Analyse Deutscher und Eurasischer Wirtschaftsgemeinschaften (Teil 16)

Der kasachische Präsident Nursultan Nasar- bajew initiierte 1994 die Bildung der Eurasi- schen Wirtschaftsgemeinschaft (EAWG).
Der kasachische Präsident Nursultan Nasar- bajew initiierte 1994 die Bildung der Eurasi- schen Wirtschaftsgemeinschaft (EAWG). | Bild: Autoren

Der Deutsche Zollverein (1834-1871) diente als Instrument der damaligen politischen und wirtschaftlichen Einheit Deutschlands, analog zur Europäischen Union. In einem direkten Vergleich von EU und EAWU werden Möglichkeiten und Grenzen eines einheitlichen Wirtschaftsraumes von Lissabon bis Wladiwostok skizziert. Sollte man ihn besser bis Schanghai denken?

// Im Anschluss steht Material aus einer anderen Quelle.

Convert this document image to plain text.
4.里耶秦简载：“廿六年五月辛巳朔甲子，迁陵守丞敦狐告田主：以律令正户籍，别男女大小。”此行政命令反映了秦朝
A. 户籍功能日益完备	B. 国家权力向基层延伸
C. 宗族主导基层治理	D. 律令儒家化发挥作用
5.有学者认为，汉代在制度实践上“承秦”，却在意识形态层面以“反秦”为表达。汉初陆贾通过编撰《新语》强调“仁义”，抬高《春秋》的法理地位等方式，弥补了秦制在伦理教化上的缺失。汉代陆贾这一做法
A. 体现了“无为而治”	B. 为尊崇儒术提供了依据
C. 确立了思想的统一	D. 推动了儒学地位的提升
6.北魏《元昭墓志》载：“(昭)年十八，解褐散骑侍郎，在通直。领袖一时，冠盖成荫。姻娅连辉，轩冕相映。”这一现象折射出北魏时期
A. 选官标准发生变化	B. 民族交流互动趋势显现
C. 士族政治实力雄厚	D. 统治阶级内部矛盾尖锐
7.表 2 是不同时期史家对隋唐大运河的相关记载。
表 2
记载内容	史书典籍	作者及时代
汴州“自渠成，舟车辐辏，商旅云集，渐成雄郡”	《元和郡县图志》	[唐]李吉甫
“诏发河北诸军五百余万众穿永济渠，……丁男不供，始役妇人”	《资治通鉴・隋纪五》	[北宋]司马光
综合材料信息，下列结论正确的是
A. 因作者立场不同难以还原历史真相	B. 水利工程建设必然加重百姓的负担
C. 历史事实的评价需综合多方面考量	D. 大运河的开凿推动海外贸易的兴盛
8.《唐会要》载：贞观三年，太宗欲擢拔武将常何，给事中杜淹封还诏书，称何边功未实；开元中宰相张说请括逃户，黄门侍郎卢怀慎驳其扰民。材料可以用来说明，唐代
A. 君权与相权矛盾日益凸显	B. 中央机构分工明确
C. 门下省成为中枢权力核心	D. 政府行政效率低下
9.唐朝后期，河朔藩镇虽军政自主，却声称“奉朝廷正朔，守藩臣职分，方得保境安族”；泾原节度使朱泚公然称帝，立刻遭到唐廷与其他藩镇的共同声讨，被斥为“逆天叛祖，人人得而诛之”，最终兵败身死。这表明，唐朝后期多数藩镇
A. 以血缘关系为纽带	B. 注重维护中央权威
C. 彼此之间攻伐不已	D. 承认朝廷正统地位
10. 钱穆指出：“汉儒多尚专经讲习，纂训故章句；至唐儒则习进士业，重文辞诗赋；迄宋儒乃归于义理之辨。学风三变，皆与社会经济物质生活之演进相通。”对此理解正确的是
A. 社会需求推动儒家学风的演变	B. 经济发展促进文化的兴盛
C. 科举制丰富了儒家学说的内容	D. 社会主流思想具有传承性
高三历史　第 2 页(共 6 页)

[…] Nach dem Zerfall der Sowjetunion im Jahre 1991 gab es mit der Gemeinschaft Unabhängiger Staaten (GUS) den Versuch einer Integration der meisten Nachfolgestaaten der Sowjetunion. Die GUS wird zwar nach außen hin häufig als politisches Gebilde angesehen, in der Praxis spielten und spielen jedoch auch die wirtschaftlichen Beziehungen eine starke Rolle. Sehr deutlich wird dies in den Handelsbeziehungen zwischen der Ukraine und Russland. Der Freihandel zwischen ihnen beruhte auf dem 2011 abgeschlossenen Freihandelsabkommen der GUS. Dieses hat Russland für die Ukraine zum 1. Januar 2016 als Reaktion auf das Inkrafttreten des wirtschaftlichen Teils des Assoziationsabkommens der Ukraine mit der EU aufgekündigt.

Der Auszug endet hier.